You picked up and it's over and done so let's move on....Thank God you didn't find a lot of solace in that fact, it wasn't pleasurable, and that's great!! Get your determination and head back together and call a lawyer, Like (Lisabet?) said. Might as well salvage something from this, and it's be a shame to just forfeit it.....So you GO GIRL!! Be pro-active and try to be assertive. It's hard when you feel so mentally (and physically) depleted, but try to summon up everything you can, because you usually don't get a second chance at diving divorce property.

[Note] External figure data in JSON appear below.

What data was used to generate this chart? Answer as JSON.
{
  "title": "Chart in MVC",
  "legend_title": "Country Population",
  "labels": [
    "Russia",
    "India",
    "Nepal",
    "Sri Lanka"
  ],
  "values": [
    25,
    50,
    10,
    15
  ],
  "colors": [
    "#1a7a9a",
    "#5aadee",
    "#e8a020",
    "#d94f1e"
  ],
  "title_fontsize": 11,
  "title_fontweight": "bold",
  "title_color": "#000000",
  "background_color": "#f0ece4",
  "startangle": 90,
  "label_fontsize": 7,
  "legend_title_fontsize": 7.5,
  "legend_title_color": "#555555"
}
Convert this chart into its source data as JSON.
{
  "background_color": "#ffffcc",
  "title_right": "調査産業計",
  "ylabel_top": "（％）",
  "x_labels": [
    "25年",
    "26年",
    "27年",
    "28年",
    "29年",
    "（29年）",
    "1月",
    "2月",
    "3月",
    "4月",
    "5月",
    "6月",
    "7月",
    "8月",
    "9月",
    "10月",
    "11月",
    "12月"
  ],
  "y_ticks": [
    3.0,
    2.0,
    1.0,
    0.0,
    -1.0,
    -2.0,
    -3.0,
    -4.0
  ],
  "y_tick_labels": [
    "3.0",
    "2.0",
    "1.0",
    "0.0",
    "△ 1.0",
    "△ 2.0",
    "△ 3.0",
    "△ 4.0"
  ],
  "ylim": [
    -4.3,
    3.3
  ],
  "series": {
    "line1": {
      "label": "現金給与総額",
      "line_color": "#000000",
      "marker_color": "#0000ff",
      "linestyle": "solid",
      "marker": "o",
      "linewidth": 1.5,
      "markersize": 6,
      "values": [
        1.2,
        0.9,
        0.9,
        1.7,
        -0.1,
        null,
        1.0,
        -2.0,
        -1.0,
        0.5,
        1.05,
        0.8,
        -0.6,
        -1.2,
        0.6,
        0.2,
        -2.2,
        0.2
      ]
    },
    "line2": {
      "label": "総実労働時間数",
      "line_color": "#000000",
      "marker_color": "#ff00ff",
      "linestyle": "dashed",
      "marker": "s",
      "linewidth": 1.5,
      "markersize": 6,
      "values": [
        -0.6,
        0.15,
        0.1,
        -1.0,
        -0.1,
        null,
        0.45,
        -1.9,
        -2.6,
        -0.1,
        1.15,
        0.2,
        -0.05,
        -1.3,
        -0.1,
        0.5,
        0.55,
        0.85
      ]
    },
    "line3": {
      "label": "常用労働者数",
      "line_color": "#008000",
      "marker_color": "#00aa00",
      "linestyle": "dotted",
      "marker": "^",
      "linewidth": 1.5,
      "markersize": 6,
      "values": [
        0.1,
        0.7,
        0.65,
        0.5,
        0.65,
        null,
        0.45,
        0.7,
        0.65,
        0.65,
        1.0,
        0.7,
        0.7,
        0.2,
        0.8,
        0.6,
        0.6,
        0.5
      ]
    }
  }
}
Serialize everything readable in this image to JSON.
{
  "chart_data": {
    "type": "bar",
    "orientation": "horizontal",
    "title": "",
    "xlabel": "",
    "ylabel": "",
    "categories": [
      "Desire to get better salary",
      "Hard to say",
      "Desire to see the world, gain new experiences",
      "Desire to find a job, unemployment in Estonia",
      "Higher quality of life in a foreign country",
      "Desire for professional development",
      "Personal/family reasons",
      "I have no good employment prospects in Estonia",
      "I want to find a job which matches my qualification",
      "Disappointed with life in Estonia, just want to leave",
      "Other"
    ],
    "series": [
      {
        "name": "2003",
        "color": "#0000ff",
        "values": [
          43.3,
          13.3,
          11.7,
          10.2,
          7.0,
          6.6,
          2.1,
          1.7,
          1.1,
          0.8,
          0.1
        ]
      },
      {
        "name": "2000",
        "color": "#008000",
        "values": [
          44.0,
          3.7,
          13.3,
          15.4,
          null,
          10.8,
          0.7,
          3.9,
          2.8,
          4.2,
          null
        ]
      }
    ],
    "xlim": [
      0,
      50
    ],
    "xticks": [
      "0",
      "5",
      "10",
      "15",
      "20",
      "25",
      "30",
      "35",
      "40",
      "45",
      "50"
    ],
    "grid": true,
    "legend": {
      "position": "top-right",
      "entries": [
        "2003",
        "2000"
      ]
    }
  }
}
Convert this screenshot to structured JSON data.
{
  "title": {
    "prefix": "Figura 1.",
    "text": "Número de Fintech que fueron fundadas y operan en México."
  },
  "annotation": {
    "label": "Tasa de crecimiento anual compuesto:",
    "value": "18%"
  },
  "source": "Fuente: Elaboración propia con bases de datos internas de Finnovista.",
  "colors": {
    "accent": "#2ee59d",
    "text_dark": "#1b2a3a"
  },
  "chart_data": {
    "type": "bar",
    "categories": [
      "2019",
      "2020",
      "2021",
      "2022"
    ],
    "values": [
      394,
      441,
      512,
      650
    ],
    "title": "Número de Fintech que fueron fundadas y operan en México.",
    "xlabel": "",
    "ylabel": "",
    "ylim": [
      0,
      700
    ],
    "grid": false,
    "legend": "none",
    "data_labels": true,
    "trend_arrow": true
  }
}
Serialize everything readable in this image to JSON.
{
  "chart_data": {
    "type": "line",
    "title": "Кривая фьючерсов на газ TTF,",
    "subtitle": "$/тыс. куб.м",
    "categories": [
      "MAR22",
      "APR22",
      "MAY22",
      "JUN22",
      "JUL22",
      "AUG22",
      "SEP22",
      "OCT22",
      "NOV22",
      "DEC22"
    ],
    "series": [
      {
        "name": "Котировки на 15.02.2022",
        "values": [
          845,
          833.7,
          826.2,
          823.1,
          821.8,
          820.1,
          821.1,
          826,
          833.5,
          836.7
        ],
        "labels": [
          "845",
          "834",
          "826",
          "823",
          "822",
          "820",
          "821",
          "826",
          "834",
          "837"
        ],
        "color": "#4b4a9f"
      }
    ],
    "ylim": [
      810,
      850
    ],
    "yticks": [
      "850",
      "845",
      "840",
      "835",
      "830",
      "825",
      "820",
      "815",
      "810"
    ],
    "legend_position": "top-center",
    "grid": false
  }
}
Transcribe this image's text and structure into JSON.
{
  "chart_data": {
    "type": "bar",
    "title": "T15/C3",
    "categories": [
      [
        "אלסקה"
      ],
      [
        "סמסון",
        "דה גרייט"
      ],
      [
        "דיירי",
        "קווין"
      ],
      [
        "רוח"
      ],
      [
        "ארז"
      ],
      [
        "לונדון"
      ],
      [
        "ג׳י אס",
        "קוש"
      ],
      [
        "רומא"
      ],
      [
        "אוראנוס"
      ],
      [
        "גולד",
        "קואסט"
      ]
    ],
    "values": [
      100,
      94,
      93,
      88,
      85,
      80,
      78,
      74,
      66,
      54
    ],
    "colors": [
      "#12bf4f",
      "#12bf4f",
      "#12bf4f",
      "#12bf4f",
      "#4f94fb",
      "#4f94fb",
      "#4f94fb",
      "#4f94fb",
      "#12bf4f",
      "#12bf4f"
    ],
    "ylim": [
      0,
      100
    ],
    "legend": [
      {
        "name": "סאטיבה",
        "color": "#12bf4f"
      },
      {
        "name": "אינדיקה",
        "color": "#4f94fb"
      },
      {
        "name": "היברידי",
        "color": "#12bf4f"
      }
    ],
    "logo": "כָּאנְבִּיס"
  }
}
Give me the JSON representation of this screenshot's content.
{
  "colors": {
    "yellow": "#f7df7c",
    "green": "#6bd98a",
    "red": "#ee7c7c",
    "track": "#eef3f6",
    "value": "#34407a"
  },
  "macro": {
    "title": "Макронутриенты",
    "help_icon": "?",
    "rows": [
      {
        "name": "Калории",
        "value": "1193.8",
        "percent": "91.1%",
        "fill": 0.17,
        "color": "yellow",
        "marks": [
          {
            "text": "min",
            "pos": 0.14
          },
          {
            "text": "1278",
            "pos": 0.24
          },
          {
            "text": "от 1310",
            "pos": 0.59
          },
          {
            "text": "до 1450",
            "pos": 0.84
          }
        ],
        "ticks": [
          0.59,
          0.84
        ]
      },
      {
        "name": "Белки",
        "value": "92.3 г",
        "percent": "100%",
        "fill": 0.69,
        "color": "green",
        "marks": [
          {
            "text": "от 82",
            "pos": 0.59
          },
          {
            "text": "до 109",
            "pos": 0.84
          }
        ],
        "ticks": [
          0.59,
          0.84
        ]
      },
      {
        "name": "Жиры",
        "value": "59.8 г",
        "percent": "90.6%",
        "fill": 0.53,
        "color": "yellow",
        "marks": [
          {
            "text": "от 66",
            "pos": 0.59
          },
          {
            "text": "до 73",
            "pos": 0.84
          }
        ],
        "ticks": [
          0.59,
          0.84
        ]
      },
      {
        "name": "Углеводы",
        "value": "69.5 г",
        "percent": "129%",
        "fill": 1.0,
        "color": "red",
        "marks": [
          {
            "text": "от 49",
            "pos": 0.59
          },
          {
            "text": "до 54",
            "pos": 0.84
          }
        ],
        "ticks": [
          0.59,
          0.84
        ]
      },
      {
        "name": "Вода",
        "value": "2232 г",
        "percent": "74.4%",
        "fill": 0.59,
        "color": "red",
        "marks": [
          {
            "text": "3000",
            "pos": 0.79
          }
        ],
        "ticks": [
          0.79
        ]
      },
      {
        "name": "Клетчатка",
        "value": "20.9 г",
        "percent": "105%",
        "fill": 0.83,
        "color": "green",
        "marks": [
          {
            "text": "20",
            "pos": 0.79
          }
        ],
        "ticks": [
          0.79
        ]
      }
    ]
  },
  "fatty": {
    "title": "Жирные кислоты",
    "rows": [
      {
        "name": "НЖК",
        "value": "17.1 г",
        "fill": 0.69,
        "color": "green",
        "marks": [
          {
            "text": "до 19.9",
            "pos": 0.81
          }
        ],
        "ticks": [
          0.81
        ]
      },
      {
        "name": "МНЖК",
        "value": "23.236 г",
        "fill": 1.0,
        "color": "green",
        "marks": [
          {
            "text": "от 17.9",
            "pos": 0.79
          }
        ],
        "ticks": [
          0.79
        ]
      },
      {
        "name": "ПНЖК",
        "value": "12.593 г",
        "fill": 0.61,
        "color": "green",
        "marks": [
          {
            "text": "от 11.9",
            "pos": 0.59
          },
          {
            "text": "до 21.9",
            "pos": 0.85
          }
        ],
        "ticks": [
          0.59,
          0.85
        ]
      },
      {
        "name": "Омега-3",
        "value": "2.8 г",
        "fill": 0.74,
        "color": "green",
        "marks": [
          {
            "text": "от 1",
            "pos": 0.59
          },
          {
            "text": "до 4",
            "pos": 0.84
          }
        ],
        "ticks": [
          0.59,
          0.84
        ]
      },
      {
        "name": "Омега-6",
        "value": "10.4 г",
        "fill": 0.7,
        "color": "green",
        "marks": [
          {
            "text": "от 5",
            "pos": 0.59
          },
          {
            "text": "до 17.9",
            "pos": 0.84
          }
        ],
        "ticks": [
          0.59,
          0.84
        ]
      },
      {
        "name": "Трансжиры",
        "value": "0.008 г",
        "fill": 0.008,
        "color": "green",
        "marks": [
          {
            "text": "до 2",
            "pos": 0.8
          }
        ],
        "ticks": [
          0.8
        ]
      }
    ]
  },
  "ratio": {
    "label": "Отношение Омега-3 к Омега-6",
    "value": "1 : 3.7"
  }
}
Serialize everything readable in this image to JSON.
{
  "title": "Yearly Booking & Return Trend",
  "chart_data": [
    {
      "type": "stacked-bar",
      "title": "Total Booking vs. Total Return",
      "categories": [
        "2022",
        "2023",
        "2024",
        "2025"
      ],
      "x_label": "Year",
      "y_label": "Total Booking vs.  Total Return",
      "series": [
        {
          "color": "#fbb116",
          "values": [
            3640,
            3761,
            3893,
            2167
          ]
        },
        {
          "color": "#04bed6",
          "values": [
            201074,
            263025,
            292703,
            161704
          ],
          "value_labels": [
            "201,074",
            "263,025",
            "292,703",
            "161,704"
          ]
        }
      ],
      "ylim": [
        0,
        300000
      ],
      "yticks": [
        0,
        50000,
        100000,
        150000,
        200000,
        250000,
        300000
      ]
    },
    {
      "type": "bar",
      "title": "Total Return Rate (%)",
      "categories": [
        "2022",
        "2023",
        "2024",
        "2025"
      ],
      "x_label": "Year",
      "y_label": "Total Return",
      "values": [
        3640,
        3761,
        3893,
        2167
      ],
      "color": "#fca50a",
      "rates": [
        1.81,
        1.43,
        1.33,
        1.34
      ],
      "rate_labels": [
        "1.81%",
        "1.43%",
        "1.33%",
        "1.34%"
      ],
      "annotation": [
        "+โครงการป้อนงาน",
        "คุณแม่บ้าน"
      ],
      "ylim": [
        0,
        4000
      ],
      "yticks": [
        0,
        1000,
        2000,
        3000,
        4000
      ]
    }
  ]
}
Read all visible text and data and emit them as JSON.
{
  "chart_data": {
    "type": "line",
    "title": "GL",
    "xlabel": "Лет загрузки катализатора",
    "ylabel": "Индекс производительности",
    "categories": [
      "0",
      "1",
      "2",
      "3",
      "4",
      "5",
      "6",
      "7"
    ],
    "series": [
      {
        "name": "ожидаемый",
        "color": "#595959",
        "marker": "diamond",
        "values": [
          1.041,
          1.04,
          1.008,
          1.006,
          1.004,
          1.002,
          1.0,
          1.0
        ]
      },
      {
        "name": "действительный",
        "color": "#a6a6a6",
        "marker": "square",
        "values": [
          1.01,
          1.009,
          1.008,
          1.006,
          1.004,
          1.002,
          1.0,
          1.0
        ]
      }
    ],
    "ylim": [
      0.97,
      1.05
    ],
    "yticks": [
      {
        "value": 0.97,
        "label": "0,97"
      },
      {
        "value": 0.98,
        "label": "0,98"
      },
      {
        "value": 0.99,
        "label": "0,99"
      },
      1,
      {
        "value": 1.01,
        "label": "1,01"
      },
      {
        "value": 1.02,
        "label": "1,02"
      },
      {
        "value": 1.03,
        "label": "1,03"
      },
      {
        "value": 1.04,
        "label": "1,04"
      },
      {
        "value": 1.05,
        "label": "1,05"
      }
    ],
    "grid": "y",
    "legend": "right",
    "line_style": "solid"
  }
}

Again, I'll try and find that email or, HEY! how's about another one?? Thinking of you, babe--Peazy
I really, really think that protecting your financial interests (and yes, finding an Attorney) are so important right now. And about the slip-up, hey, we have ALL been there so don't come down hard on yourself. Just pick yourself up and start back where you were -- one slip up does not a relapse make.
I know you want this marriage to work. You can't turn your switch from 'in love' to 'out of love' just with the snap of a finger, but your husband's actions are speaking volumes in re: to his character right now. If he's not willing to break it off right now with the girlie, and go into intense counseling, and treat you with the utmost respect and 18 other things that would prove he were serious about the marriage, it's important that you find friends and family to turn to.
And again, you have us whenever you need us.